To truly unlock the exponential economic and creative potential that artificial intelligence promises, organizations must be willing to engage in radical, blank-slate workflow redesign. We must look at our businesses not as a collection of human tasks to be automated, but as a series of business outcomes to be achieved in entirely new ways. We must discard the legacy systems built around human limitations and design new, agentic ecosystems.
This monumental task cannot be accomplished by engineers alone, nor by traditional designers pushing pixels in remote offices. It requires a new breed of practitioner who can bridge the gap between human psychology, complex service systems, and frontier technology. By establishing and championing the discipline of the Forward Deployed Designer, DeployCo and the broader tech industry can ensure that the systems of tomorrow are built on a foundation of deep human understanding and visionary design. The future belongs not just to those who can code the AI, but to those who can design the entirely new ecosystems in which the AI lives.

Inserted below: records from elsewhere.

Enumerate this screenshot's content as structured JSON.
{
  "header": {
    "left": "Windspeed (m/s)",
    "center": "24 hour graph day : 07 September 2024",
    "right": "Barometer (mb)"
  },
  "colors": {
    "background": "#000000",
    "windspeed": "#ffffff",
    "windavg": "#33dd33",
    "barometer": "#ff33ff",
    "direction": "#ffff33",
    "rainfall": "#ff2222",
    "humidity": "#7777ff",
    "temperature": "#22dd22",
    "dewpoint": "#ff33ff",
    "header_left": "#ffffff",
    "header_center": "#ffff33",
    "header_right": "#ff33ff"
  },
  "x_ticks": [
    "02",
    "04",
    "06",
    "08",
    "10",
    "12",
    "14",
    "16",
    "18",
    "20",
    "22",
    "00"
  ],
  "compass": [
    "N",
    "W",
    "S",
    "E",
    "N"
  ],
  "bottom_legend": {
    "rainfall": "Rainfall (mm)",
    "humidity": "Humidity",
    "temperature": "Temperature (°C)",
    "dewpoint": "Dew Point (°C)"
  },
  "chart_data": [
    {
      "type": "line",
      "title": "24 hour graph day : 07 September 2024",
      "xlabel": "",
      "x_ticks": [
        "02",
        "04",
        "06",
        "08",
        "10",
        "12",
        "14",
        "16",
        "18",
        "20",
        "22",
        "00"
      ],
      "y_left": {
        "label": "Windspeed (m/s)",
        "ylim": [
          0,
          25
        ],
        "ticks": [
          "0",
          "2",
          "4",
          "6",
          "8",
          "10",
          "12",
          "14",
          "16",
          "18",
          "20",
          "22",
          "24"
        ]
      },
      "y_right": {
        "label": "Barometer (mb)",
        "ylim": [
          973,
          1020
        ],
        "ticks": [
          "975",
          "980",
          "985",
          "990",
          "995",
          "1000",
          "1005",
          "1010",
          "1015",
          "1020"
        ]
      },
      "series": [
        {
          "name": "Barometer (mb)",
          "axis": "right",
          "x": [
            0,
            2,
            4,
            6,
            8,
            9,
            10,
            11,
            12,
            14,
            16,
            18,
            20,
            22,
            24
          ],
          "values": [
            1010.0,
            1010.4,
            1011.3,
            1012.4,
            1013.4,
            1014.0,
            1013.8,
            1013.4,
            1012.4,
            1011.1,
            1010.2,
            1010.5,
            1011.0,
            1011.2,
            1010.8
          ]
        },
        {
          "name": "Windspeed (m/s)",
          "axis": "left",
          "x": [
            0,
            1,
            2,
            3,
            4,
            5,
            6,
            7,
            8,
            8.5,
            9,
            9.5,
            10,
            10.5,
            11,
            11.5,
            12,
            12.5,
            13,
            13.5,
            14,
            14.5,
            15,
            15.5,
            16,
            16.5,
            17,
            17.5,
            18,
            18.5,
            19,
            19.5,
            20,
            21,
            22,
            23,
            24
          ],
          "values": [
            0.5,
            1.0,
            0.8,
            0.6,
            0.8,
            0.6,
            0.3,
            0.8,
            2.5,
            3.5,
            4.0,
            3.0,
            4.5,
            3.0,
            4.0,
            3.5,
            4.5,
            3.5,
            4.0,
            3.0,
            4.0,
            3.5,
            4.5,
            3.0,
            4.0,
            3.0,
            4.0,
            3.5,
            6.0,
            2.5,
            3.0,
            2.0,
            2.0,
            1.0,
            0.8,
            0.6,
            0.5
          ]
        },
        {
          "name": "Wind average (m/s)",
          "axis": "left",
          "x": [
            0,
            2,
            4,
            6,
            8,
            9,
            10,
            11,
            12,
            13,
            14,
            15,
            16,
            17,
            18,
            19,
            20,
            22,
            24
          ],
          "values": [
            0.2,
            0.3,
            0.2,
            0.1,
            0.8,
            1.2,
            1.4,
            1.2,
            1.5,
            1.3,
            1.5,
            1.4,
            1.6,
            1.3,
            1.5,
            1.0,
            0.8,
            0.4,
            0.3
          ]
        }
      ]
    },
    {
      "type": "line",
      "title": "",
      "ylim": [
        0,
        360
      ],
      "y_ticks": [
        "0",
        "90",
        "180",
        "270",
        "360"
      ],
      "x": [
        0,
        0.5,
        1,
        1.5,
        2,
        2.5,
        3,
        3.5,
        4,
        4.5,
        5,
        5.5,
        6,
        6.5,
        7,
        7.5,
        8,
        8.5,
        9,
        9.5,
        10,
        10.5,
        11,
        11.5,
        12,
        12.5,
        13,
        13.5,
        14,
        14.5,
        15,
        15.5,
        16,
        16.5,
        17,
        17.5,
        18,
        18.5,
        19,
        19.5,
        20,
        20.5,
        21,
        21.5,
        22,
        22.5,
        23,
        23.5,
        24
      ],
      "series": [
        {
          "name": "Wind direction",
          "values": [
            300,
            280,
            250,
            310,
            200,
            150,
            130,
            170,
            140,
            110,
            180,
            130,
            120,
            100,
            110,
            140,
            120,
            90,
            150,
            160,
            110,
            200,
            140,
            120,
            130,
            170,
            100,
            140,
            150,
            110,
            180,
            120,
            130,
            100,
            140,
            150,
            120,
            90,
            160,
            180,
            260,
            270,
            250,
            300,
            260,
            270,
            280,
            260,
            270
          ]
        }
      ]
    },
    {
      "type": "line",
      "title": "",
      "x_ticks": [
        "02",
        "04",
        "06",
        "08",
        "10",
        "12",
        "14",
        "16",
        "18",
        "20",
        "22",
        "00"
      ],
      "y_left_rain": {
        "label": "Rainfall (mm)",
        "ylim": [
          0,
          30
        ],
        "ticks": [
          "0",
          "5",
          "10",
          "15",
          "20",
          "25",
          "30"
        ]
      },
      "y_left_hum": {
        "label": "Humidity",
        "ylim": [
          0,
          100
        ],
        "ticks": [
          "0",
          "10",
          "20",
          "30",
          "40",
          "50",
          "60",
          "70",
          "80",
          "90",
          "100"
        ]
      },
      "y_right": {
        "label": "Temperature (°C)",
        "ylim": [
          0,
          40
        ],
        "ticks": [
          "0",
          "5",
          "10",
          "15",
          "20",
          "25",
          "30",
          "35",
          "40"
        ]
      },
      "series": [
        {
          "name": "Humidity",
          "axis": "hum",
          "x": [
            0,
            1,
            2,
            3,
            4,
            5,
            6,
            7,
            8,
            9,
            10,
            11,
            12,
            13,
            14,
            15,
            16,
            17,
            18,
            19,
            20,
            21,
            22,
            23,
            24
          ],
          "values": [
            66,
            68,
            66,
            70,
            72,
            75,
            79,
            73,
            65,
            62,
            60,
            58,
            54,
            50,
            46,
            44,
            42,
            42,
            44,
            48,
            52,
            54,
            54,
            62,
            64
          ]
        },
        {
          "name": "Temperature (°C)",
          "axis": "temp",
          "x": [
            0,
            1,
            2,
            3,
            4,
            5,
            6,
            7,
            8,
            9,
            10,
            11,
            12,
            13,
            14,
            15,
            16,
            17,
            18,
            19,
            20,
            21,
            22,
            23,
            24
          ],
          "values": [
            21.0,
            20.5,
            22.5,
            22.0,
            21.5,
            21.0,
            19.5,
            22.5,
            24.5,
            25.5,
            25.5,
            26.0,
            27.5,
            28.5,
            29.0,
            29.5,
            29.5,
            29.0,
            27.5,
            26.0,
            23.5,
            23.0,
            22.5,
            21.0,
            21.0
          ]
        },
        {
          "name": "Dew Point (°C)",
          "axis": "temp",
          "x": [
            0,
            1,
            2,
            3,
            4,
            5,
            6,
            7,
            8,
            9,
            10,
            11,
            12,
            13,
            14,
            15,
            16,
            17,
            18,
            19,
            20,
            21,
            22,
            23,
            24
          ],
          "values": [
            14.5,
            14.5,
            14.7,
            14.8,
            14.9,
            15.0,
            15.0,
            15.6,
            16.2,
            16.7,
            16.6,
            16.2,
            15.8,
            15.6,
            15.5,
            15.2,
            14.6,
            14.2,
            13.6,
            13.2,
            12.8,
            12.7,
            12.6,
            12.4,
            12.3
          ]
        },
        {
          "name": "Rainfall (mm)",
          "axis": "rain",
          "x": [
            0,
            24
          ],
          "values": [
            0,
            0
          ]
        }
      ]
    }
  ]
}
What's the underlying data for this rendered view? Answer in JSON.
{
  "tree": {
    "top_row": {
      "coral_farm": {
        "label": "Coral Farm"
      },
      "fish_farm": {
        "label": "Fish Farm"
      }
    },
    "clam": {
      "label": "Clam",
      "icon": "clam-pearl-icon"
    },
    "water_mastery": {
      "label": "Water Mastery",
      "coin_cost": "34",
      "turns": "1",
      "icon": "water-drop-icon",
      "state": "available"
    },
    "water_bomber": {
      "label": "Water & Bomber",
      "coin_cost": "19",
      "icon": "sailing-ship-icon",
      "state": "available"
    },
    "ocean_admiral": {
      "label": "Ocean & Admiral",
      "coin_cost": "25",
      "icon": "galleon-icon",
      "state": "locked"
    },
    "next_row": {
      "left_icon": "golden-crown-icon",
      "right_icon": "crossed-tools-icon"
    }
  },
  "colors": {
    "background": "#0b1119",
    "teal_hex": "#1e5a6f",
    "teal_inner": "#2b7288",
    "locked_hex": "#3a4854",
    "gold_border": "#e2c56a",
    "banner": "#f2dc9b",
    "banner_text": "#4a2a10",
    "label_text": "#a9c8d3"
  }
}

AI redesign shifts UX value from task completion to enterprise control loops, including authority, accountability, incentives, and operational drift. FDDs will play an important role in driving this transformative AI revolution across business and the global economy. Will you be one of them?

There’s a bright future for those who can redesign workflows for AI and break away from companies’ dependency on legacy human workflows.